The Emperor’s New Clothes

I was reading old fables to my kid a bit ago and read him The Emperors New Clothes. Two things struck me at the end. First, how little I remembered about the story, and second how strong of analogy it is for what I encounter as I consult in companies, and what I do to help everyone see the truth.

The Shortest Version

The story involves two con men coming to the empire’s capital and convincing the vain emperor they can make the world’s finest clothes. They further say that only the wisest people can see and appreciate it.

The emperor is delighted and sends them all the supplies they need. He also sends advisors to go check-in. The con men agreeably give fabric samples for the advisors to look at. Rather than admit they are unwise and cannot see it, they maintain the lie and describe its brilliance.

This dance with advisors continues until the con men say they are ready. The emperor is so excited he has a parade and marches down the street in his new clothes. The capital all buys into the lie and cheers and claps.

Except for a child, who points and laughs at the naked emperor in a quiet moment. The rest of the parade joins in once the lie is broken.

Looking Unwise

Time and time again, things repeat in companies that are the equivalent of people trying to avoid looking unwise and propping up something that they know is a foolish errand.

Here’s an incomplete list:

  • Project roadmaps that always fit every deadline/scope
  • Supporting a foolish project when you know its foolish
  • Urgency around getting something done because, “It’ll be bad if we don’t.”
  • Giving status reports to peers in leadership meetings

There is another one that I don’t want to put on that list, but it involves a leader creating a fake deadline to create urgency.

In the above examples, there is almost always a side to the story that people fail to tell where things will sound bad. That side is often omitted in favor of the side that looks good. Much like the advisors talking about the fabric samples they never saw.

The leader that creates a fake deadline is particularly troubling as they often bring in support of something foolish and admonish those who say things cannot work. It becomes a perfect storm of maintaining the lie throughout the organization. The problem is that reality doesn’t care about this lie, and the work takes the time it takes, but everyone wishes it didn’t.

I’m The Kid

A lot of what I wind up doing in companies is watching these moments, gathering some simple data, and presenting it throughout the organization.

This is the equivalent of the kid laughing at the naked emperor. However, I’m not doing it to laugh at anyone, it’s just the analogous part of the story.

What happens is that when I show up with data that represents reality, all the lies that were maintained suddenly fall apart. Yes, there are times when someone feels foolish, but I manage that by recruiting them ahead of time.

My favorite example of this is a million-dollar project that was going to take a year. I joined about six months in, saw things were not what they seemed, and then showed a forecast that we’d finish in 10 years.

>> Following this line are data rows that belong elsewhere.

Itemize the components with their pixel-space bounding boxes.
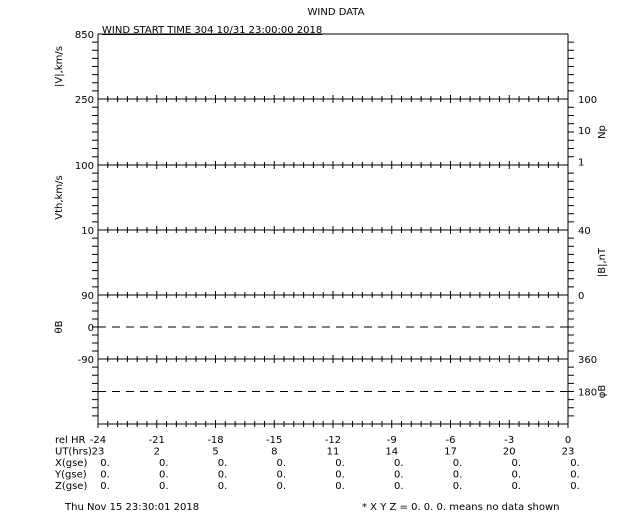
x-tick-label: 0. (570, 470, 580, 481)
x-tick-label: 0. (335, 481, 345, 492)
x-tick-label: 5 (212, 447, 218, 458)
x-tick-label: 0. (100, 470, 110, 481)
x-tick-label: 11 (327, 447, 340, 458)
y-tick-label: 180 (578, 388, 597, 399)
y-axis-label: φB (597, 385, 608, 399)
x-tick-label: -12 (325, 435, 341, 446)
x-tick-label: 23 (92, 447, 105, 458)
y-axis-label: θB (54, 320, 65, 333)
y-tick-label: -90 (78, 355, 94, 366)
x-tick-label: -24 (90, 435, 106, 446)
x-tick-label: 0. (218, 470, 228, 481)
x-tick-label: 0. (159, 458, 169, 469)
y-axis-label: |B|,nT (597, 247, 608, 277)
x-tick-label: 0. (453, 458, 463, 469)
x-tick-label: 8 (271, 447, 277, 458)
y-tick-label: 10 (578, 126, 591, 137)
x-tick-label: 0. (100, 458, 110, 469)
x-tick-label: -15 (266, 435, 282, 446)
y-tick-label: 100 (578, 95, 597, 106)
x-tick-label: 0. (276, 481, 286, 492)
x-tick-label: 0. (394, 458, 404, 469)
y-tick-label: 90 (81, 291, 94, 302)
y-tick-label: 40 (578, 226, 591, 237)
x-tick-label: 0. (159, 481, 169, 492)
y-tick-label: 360 (578, 355, 597, 366)
x-tick-label: 20 (503, 447, 516, 458)
y-tick-label: 0 (88, 323, 94, 334)
x-tick-label: 0. (394, 470, 404, 481)
y-tick-label: 850 (75, 30, 94, 41)
x-tick-label: 0. (511, 470, 521, 481)
y-tick-label: 0 (578, 291, 584, 302)
x-tick-label: 0. (335, 470, 345, 481)
x-tick-label: 0. (218, 481, 228, 492)
x-tick-label: 0. (570, 458, 580, 469)
y-tick-label: 1 (578, 158, 584, 169)
y-tick-label: 250 (75, 95, 94, 106)
x-tick-label: 0. (453, 481, 463, 492)
x-tick-label: 17 (444, 447, 457, 458)
x-tick-label: -6 (446, 435, 456, 446)
plot-title: WIND DATA (308, 7, 365, 18)
y-axis-label: |V|,km/s (54, 46, 65, 87)
x-tick-label: 0. (218, 458, 228, 469)
x-row-label: rel HR (55, 435, 86, 446)
x-tick-label: 23 (562, 447, 575, 458)
x-row-label: Z(gse) (55, 481, 87, 492)
x-tick-label: -9 (387, 435, 397, 446)
x-tick-label: 0. (511, 458, 521, 469)
x-tick-label: 0. (453, 470, 463, 481)
x-tick-label: 2 (154, 447, 160, 458)
x-tick-label: 0. (159, 470, 169, 481)
y-axis-label: Np (597, 125, 608, 139)
x-tick-label: 0. (394, 481, 404, 492)
x-tick-label: -21 (149, 435, 165, 446)
x-tick-label: 0. (511, 481, 521, 492)
x-row-label: Y(gse) (54, 470, 87, 481)
x-tick-label: 0. (570, 481, 580, 492)
footer-note: * X Y Z = 0. 0. 0. means no data shown (362, 502, 560, 512)
x-tick-label: 0. (335, 458, 345, 469)
y-tick-label: 10 (81, 226, 94, 237)
y-axis-label: Vth,km/s (54, 175, 65, 219)
x-row-label: UT(hrs) (55, 447, 92, 458)
x-tick-label: 0 (565, 435, 571, 446)
plot-subtitle: WIND START TIME 304 10/31 23:00:00 2018 (102, 25, 322, 36)
footer-timestamp: Thu Nov 15 23:30:01 2018 (64, 502, 199, 512)
x-tick-label: -18 (207, 435, 223, 446)
x-tick-label: 0. (100, 481, 110, 492)
x-tick-label: 0. (276, 470, 286, 481)
x-tick-label: 0. (276, 458, 286, 469)
x-row-label: X(gse) (55, 458, 87, 469)
x-tick-label: 14 (385, 447, 398, 458)
y-tick-label: 100 (75, 161, 94, 172)
x-tick-label: -3 (504, 435, 514, 446)
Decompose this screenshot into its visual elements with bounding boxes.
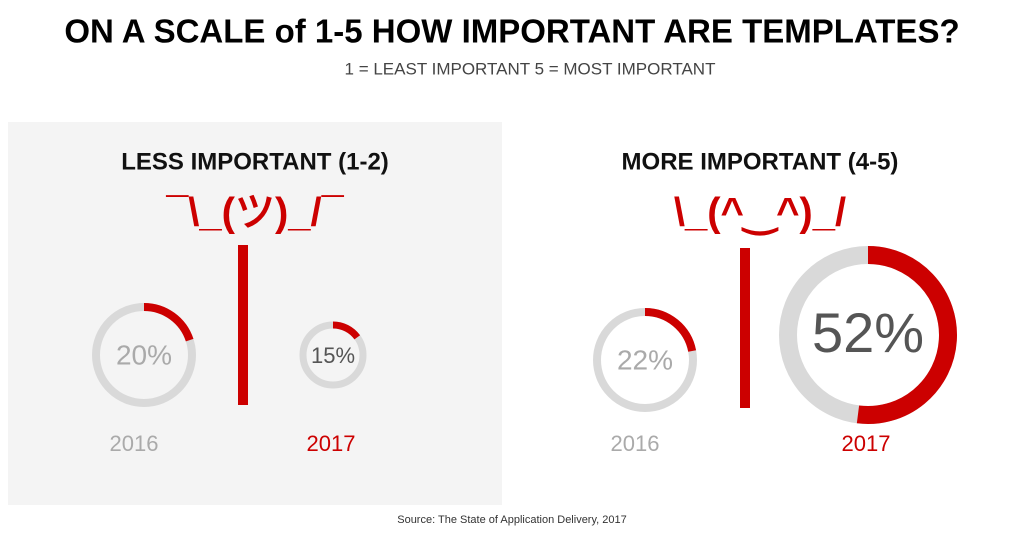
year-label: 2017 bbox=[307, 431, 356, 456]
divider-bar bbox=[740, 248, 750, 408]
source: Source: The State of Application Deliver… bbox=[397, 514, 627, 526]
value-label: 22% bbox=[617, 344, 673, 375]
panel-title: MORE IMPORTANT (4-5) bbox=[622, 148, 899, 175]
emoticon: ¯\_(ツ)_/¯ bbox=[165, 191, 344, 235]
donut-arc bbox=[856, 246, 957, 424]
subtitle: 1 = LEAST IMPORTANT 5 = MOST IMPORTANT bbox=[345, 59, 716, 78]
divider-bar bbox=[238, 245, 248, 405]
year-label: 2016 bbox=[611, 431, 660, 456]
value-label: 20% bbox=[116, 339, 172, 370]
donut-arc bbox=[332, 321, 361, 340]
donut-arc bbox=[644, 308, 697, 352]
title: ON A SCALE of 1-5 HOW IMPORTANT ARE TEMP… bbox=[64, 13, 959, 50]
donut-arc bbox=[143, 303, 194, 342]
panel-background bbox=[8, 122, 502, 505]
value-label: 52% bbox=[812, 301, 924, 364]
year-label: 2017 bbox=[842, 431, 891, 456]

It was a challenging moment, but we got through it and managed the scope back down to something we could do in the remaining months and got that done. Before everyone bought into the story that we can keep adding scope, and the timeline won’t change.

What to Do

If you suspect you’re trapped in this story, the course of action is somewhat straightforward.

  • Build an Alliance Upward
  • Collect the data
  • Create options based on the data
  • Show it

You need people in your corner to help with this. Often you collecting data will make a superior look foolish. Build alliances with your peers who want change and your superiors. They often are tired of the merry-go-round as well.

Then collect the data you need to show reality. Your alliance can help gather it and likely has different techniques you can leverage to deliver it. You want to show reality from multiple angles. If you have one angle, it looks like you’re nit-picking.

Now use this data to create at least three options as to how to move forward. They need to be real options. A real option is one that is possible and has a reasonable chance of succeeding on defined terms. That doesn’t mean people will like the option.

Lastly, bring your alliance with you as you present your findings. Sometimes the superiors will want to do it, but it needs to be you. First, it’s a show of responsibility. Second, you can allow your managers to save face if you do it. In other words, if it goes terribly, they can blame you. Last, you’ve shown you had the courage the whole time, so stay with it. Someone else may fall back to favoring the old lie instead.

Expect a tough set of questions. Expect your data to be called into question. Expect silence. Expect someone to ask, “So what do we do about it?” That’s what you’re waiting for. That’s when you can hand the emperor some pants.